According to the 2011 Census, Lebberston parish had a population of 179, and in the 2001 Census, 182.

From 1974 to 2023 it was part of the Borough of Scarborough, it is now administered by the unitary North Yorkshire Council.

The village hall and church that serve Lebberston are in Gristhorpe.

Lebberston Manor lies at the centre of the village. Lebberston Hall, a house of Victorian origin, was altered in 2005 - the renovation received the 'Best One Off House' award from RIBA.

The village public house is The Ox Inn. In 1977, to commemorate the Queen's Silver Jubilee, a road race was run from The Ox Inn to The Bull Inn at Gristhorpe.

Just north of the village is the Flower of May Holiday Park, Lebberston Golf Course, and the Scarborough Fair Collection of preserved steam engines and mechanical organs.

Lebberston Market, an outdoor Sunday market and car boot sale, takes place from March to September.

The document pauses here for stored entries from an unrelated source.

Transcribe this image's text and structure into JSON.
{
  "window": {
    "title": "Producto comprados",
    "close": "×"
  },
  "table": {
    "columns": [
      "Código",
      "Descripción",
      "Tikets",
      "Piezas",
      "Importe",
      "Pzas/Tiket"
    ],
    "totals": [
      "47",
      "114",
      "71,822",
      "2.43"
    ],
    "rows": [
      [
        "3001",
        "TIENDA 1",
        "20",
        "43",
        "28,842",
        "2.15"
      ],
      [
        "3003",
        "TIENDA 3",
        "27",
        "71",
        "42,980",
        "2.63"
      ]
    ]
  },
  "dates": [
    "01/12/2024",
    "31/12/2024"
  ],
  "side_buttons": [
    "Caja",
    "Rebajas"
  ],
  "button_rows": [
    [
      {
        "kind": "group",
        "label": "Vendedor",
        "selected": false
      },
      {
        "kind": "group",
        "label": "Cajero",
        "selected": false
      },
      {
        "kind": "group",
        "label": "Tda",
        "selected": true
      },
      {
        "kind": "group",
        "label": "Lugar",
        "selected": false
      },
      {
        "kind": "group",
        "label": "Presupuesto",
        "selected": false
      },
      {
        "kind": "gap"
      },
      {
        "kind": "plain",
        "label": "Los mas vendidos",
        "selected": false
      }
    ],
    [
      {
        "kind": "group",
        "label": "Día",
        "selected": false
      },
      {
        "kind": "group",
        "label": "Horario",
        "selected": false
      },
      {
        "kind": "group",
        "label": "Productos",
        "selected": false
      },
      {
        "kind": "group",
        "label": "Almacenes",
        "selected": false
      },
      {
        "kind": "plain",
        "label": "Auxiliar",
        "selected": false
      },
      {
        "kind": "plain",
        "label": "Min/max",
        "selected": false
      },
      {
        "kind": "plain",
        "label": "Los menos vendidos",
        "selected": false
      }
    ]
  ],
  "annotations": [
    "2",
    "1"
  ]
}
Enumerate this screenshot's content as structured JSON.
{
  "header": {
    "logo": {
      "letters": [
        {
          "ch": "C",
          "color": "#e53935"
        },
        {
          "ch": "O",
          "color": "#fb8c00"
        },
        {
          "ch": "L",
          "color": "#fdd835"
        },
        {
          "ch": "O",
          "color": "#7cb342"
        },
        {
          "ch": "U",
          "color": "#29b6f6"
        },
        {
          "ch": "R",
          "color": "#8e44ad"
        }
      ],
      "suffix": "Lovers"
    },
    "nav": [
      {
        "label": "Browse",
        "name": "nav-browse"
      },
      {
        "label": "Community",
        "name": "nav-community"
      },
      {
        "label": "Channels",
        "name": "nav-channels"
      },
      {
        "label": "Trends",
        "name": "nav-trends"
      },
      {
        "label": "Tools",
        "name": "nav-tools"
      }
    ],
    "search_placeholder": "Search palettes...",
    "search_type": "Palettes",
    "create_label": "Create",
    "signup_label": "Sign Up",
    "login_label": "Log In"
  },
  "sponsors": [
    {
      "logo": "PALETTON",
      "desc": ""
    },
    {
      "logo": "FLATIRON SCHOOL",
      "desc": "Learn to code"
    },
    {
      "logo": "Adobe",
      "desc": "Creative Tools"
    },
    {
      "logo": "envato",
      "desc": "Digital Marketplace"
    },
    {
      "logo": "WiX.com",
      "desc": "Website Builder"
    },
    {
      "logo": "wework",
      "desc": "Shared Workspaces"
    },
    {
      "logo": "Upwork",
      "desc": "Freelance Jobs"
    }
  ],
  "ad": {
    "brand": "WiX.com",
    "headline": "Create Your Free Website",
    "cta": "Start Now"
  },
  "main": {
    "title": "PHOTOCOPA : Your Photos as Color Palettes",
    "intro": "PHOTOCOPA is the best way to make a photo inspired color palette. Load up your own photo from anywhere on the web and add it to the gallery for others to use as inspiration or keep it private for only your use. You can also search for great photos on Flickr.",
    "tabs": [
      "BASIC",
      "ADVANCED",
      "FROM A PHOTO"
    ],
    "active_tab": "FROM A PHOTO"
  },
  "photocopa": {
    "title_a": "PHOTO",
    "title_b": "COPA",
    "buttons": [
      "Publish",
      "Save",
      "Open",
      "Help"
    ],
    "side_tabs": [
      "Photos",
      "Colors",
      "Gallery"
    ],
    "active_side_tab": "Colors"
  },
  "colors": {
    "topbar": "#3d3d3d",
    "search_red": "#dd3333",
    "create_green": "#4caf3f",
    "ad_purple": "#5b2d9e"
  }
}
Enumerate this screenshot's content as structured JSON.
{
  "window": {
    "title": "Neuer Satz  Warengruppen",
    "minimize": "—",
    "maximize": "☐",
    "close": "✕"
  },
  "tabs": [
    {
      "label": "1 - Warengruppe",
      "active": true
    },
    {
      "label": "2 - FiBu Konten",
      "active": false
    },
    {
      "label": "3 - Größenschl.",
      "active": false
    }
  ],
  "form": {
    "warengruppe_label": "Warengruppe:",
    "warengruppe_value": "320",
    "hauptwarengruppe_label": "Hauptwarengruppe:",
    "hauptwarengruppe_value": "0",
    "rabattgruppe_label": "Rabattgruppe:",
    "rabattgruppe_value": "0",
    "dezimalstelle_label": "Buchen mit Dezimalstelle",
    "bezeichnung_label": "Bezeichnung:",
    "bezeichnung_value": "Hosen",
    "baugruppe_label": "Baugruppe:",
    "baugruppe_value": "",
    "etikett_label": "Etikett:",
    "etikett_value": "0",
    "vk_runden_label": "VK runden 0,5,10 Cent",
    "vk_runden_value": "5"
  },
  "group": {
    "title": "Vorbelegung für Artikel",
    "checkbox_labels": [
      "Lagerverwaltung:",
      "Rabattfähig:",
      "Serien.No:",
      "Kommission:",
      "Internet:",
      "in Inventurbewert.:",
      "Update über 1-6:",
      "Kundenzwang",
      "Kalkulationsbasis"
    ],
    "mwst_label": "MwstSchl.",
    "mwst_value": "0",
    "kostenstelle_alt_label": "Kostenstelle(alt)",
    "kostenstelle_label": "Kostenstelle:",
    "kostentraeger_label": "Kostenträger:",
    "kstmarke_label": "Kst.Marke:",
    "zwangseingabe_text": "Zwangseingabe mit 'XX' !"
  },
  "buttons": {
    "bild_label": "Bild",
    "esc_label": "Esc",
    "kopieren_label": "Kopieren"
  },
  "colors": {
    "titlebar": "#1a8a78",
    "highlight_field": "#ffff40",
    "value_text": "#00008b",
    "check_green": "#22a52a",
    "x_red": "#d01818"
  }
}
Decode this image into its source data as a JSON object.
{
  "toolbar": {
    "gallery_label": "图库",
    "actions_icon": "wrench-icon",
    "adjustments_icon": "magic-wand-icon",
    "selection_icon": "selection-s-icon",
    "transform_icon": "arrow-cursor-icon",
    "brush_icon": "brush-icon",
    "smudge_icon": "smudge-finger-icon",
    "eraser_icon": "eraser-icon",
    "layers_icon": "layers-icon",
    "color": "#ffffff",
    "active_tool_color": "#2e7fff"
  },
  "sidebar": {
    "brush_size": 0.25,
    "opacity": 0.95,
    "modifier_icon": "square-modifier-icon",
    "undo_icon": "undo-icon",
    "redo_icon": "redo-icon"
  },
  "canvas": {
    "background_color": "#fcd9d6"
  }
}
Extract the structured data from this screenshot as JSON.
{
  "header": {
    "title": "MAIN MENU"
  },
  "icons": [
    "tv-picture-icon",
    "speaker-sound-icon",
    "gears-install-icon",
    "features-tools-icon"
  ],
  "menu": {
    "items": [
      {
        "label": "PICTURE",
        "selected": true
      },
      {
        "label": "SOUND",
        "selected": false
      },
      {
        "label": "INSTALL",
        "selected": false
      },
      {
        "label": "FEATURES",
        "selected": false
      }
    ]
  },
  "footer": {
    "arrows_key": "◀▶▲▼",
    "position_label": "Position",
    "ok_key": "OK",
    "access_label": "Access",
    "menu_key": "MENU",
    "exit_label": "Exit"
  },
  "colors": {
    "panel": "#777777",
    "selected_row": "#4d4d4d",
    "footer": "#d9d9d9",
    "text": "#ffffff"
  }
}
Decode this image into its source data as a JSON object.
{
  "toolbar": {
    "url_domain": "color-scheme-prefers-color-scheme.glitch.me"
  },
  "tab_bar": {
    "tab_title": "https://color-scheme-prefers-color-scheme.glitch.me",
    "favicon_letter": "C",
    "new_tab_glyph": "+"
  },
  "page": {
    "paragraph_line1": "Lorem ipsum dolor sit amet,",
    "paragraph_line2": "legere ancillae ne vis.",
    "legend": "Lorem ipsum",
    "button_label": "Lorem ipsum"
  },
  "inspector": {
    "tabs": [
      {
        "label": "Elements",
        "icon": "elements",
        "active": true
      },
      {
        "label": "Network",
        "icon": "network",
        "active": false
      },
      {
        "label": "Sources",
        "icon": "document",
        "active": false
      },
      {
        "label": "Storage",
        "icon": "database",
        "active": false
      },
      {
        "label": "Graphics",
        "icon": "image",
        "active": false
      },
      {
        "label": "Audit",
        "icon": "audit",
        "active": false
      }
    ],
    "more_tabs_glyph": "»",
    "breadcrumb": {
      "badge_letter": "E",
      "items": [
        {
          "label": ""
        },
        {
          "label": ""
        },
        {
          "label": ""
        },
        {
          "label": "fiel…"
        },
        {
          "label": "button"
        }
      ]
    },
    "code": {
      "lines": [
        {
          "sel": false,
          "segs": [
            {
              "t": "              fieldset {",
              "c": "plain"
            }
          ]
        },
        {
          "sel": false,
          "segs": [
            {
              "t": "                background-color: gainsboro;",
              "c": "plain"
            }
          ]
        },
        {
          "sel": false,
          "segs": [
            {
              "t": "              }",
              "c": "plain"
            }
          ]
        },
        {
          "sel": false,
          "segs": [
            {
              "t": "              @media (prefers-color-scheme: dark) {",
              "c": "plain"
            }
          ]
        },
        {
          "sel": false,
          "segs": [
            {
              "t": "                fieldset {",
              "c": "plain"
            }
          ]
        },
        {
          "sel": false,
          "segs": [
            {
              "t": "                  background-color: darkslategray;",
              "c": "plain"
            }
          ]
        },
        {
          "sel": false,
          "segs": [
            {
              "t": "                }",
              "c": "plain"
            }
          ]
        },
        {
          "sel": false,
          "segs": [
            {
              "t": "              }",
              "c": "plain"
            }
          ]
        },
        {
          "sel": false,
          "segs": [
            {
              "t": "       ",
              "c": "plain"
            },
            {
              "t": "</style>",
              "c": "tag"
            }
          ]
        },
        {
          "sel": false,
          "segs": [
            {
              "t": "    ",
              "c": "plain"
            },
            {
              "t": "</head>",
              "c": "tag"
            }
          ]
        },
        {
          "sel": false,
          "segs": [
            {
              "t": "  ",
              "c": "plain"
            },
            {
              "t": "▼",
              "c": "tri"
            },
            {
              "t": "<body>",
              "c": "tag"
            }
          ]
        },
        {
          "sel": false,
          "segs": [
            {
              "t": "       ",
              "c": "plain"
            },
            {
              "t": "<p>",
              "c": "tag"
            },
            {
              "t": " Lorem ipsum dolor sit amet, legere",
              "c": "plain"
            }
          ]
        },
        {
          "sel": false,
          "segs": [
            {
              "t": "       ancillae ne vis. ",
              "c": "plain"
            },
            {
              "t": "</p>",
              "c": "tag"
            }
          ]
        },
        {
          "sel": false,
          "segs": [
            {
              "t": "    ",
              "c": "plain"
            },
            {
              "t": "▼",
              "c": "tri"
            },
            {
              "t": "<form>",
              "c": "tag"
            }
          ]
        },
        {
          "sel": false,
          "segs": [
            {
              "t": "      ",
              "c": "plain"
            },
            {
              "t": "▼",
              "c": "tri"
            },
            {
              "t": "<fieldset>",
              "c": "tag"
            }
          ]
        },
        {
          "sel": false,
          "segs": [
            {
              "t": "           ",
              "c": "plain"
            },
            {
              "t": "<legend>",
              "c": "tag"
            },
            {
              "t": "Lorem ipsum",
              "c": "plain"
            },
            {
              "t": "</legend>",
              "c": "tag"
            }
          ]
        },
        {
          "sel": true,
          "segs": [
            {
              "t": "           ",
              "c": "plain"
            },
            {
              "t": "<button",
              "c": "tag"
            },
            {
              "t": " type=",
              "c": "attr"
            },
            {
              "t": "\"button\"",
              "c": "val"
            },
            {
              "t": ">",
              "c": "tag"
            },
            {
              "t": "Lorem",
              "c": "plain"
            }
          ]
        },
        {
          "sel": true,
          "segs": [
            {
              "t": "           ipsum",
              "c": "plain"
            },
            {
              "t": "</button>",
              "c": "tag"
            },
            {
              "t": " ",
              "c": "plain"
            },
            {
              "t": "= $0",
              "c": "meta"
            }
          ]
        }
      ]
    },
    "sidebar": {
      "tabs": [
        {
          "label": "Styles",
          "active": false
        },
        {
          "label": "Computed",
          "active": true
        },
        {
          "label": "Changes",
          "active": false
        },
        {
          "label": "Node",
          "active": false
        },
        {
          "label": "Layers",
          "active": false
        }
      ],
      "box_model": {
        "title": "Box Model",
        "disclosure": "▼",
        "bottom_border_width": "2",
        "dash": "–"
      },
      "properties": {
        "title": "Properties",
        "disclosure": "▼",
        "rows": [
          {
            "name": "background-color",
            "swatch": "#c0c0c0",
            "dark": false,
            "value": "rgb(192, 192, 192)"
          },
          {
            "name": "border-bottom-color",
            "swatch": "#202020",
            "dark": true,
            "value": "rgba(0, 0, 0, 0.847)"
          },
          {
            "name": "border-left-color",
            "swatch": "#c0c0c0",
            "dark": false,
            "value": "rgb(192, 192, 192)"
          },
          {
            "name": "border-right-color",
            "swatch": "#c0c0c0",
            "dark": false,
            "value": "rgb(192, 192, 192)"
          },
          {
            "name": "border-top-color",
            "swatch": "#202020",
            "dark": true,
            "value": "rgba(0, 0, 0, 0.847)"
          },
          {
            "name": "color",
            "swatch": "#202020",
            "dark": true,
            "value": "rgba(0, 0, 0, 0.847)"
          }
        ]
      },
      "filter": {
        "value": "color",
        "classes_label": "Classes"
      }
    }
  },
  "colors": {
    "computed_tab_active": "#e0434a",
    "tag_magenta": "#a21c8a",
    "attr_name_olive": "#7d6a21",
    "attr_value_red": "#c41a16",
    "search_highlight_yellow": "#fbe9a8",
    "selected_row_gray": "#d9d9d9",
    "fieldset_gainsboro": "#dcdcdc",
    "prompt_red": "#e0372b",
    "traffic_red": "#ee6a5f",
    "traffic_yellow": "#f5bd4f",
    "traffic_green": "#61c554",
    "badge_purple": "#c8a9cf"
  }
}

The predominant local business is farming. Farms in the area include Manor Farm, Redcliffe Farm, and Lingholm Farm. The village has campsites for touring and static caravans, serving the North Yorkshire east coast tourism industry centred on Scarborough.

The village was the home of the late Gilbert Gray QC (1928–2011), barrister and Recorder, at the Old Bailey.